Que représente pour vous être écrivain roumain de langue française
aujourd'hui ?
A minuit, je commence donc à tisser, je n'ose pas dire comme Pénélope, car ... je ne défais pas, ou alors je reprise juste.
J’ai quitté Bucarest en décembre 1973. C’était bien un treize… Au
siècle passé
J’aurai vécu dix-neuf ans en roumain et deux fois plus en langue
française, que ce soit en Suisse romande ou en France. Disons que mon écorce-peau,
la plus récente, est française et même parisienne : surface lisse de style
maîtrisée avec une langue châtiée, émaillée ici et là d’audaces insolentes pour
agacer la dent du lecteur et le surprendre.
La pulpe de ma langue est
romande, mûrie dans ce merveilleux pays de lacs et de montagnes, qui charrie
dans mes textes des helvétismes comme les nonante, huitante, septante.
Quant au noyau, lui le plus ancien, celui d’où tout est sorti, celui
sur lequel tout repose, il est bien roumain, forgé dans cette langue magnifique,
bien plus modulable que le français, bien plus jeune donc plus libre. Bientôt
sera rejouée à Paris, ma pièce fétiche, Toujours ensemble, et là, j’entendrai
une comédienne française redire ces mots que j’ai écrits, que j’ai entendu déjà
en allemand, en anglais, en italien, lors des productions à l’étranger, mots que
j’assume :
« Mon Dieu, le français, quelle langue ! Je me suis attelée à
la traduction de mes pièces. Dire que j'ai choisi le français pour me faciliter
la tâche ... Dès que j'ai une idée à exprimer, pas de problème : les mots sont
là, limpides et précis. Mais dès que je m'attaque au moindre sentiment, le
vocabulaire se dérobe. Pour traduire "dor de tara", je n'ai trouvé
que "mal du pays". Et si on n'a précisément pas mal ... Si c'est plus
insidieux que ça, précisément comme le "dor" ? Nostalgie, mélancolie,
ça existe encore mais pour "dor", cette tristesse de l'âme qui se
languit, au-delà même de la souffrance, va chercher ... On dirait la langue
d'érudits essayistes qui n'ont ni boyaux ni coeur qui chavire. Nous, nous avons
un langage de fibres, de tripes, de nerfs mis à vifs ... Le français n'est
qu'une langue du cerveau. Faudra-t-il que je m'ampute de tout le reste pour
pouvoir réentendre ma voix ? »
J’écrivais ces lignes à mon arrivée en Suisse, du temps à pasé…, j’ai
compris, je suis arrivée à opérer la synthèse, plutôt elle s’est opérée en moi.

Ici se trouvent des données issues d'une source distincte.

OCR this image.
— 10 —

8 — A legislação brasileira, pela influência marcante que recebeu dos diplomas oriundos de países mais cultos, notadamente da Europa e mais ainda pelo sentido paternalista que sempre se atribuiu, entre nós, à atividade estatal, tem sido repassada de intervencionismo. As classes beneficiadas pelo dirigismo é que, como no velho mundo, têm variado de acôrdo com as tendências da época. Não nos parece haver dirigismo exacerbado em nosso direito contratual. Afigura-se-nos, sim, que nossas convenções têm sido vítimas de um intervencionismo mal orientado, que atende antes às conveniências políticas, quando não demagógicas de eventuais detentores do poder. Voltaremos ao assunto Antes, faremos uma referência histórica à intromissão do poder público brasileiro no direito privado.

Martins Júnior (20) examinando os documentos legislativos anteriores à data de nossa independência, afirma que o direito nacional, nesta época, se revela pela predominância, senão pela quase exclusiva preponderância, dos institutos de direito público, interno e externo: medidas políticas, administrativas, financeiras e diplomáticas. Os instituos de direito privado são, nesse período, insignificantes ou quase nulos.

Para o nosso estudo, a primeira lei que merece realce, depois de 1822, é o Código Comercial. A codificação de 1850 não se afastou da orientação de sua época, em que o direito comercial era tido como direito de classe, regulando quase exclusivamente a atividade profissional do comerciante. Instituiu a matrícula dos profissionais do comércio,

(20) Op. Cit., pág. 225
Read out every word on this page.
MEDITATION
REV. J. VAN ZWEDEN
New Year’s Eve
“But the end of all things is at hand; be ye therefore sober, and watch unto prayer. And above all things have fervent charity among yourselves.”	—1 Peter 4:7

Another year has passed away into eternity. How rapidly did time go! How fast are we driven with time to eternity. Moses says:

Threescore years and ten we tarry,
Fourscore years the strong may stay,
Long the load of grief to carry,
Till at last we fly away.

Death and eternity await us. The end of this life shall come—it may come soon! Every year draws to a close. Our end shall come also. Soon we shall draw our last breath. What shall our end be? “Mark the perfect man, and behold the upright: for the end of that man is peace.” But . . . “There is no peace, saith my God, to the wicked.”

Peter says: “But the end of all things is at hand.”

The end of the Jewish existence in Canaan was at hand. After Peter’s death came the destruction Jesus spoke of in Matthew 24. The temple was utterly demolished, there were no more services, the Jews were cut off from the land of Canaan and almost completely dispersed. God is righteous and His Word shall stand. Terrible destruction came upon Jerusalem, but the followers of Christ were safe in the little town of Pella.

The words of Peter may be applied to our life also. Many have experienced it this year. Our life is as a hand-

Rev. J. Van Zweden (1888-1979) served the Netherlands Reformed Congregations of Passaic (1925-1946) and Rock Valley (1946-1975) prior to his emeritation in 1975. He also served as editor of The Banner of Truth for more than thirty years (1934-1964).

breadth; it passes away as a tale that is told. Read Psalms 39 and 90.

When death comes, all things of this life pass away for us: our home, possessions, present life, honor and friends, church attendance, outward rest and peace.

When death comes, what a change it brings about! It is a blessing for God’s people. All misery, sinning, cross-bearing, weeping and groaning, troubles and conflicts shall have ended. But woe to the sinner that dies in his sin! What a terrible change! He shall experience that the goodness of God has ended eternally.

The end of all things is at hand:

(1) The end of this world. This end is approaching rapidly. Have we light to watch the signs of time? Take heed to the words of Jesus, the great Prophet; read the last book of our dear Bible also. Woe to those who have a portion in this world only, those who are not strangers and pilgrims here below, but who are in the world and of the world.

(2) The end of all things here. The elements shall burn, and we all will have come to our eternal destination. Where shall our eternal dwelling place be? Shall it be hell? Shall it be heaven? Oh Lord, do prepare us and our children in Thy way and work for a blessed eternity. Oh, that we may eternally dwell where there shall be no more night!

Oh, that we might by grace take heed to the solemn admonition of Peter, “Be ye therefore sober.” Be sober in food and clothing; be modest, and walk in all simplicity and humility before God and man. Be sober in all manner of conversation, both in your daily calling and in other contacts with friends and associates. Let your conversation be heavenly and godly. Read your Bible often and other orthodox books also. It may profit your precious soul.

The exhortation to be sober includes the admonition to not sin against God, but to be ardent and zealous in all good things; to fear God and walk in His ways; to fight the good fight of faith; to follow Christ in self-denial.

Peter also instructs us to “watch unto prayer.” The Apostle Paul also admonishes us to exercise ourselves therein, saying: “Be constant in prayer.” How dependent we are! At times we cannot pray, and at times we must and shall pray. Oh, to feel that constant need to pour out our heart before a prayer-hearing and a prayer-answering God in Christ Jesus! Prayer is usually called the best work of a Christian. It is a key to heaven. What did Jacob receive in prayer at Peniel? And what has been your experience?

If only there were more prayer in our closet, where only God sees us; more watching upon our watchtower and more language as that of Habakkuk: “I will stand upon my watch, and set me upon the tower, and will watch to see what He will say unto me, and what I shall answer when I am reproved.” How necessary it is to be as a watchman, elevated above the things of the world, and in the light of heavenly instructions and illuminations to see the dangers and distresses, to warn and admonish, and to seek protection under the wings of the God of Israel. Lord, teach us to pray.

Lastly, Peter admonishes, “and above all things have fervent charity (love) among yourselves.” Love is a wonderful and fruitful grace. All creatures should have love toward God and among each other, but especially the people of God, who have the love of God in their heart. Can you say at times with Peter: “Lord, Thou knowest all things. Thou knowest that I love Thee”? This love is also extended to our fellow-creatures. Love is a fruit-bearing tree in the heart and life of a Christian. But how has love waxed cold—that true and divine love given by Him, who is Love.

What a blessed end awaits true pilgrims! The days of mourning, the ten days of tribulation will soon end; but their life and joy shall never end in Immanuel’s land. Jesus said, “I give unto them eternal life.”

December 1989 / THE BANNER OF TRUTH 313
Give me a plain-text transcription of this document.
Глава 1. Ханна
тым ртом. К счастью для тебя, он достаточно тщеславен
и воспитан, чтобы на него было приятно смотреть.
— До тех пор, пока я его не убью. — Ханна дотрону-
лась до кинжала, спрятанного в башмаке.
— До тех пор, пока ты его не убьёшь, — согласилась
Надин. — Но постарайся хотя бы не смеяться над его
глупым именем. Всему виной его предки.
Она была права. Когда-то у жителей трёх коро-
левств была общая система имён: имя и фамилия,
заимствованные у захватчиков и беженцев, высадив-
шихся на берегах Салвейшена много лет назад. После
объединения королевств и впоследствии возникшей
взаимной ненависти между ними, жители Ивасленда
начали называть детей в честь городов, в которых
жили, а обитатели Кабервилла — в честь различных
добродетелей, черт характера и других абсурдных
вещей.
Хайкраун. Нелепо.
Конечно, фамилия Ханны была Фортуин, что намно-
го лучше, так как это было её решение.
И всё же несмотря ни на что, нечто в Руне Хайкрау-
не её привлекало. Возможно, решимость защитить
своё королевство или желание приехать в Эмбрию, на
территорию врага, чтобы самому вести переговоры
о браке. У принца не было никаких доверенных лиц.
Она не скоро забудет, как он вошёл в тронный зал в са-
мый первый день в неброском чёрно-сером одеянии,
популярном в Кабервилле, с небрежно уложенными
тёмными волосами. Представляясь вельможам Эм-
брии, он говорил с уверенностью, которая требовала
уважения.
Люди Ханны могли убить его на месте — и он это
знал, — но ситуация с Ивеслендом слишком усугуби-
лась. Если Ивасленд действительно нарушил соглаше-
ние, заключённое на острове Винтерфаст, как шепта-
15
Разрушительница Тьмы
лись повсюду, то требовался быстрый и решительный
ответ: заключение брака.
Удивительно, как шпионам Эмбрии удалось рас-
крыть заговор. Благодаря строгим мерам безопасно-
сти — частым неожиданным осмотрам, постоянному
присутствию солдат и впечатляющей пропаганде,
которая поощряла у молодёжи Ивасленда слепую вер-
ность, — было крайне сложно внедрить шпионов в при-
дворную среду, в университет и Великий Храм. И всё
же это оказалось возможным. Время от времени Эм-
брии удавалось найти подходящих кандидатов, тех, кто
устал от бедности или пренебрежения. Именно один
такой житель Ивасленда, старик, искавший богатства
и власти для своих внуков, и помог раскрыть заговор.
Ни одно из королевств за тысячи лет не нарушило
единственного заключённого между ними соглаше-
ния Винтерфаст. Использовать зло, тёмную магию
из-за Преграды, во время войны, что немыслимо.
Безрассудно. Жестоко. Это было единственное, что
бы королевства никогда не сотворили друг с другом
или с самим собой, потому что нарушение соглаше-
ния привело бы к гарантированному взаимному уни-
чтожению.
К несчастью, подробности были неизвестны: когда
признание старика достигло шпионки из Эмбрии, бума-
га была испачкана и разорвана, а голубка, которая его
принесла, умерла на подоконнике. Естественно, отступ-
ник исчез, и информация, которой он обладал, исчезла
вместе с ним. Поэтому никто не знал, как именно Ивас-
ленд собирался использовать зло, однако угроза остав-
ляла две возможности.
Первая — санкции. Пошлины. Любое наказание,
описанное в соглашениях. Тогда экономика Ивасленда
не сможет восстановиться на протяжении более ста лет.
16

J’ai le don et le devoir de la transmission des expériences, la capacité de
mettre toujours en évidence ce qui est commun, ce qui relie et non ce qui
sépare. Une double richesse intellectuelle et sensuelle à transmettre et à
préserver.
Il y a l’auteur dont la langue est le français, il y a la femme qui n’est
jamais arrivée à rire autant que lors des lectures, même in petto, de
Caragiale,ou alors juste à certains passages d’Anouilh. Les deux coexistent dans le même être, le
temps de la même vie. Je suis de passage. Mais je suis une passeuse. J’ai
traduit en français des textes de Caragiale, pour relier mes deux muses. Il y a
toujours des passerelles, il suffit de les emprunter. A chaque coin de rue, à
chaque retour à la ligne.
Dans le cosmos et dans la vie de tous les jours. Dans la grandeur du
rêve et dans l’infiniment petit. La fleur symbolique de la Suisse, rare et
protégée, l’edelweiss des Alpes, l’étoile des neiges, n’est-elle pas tout aussi
veloutée que sa jumelle agreste des Carpates ; floarea de colt ?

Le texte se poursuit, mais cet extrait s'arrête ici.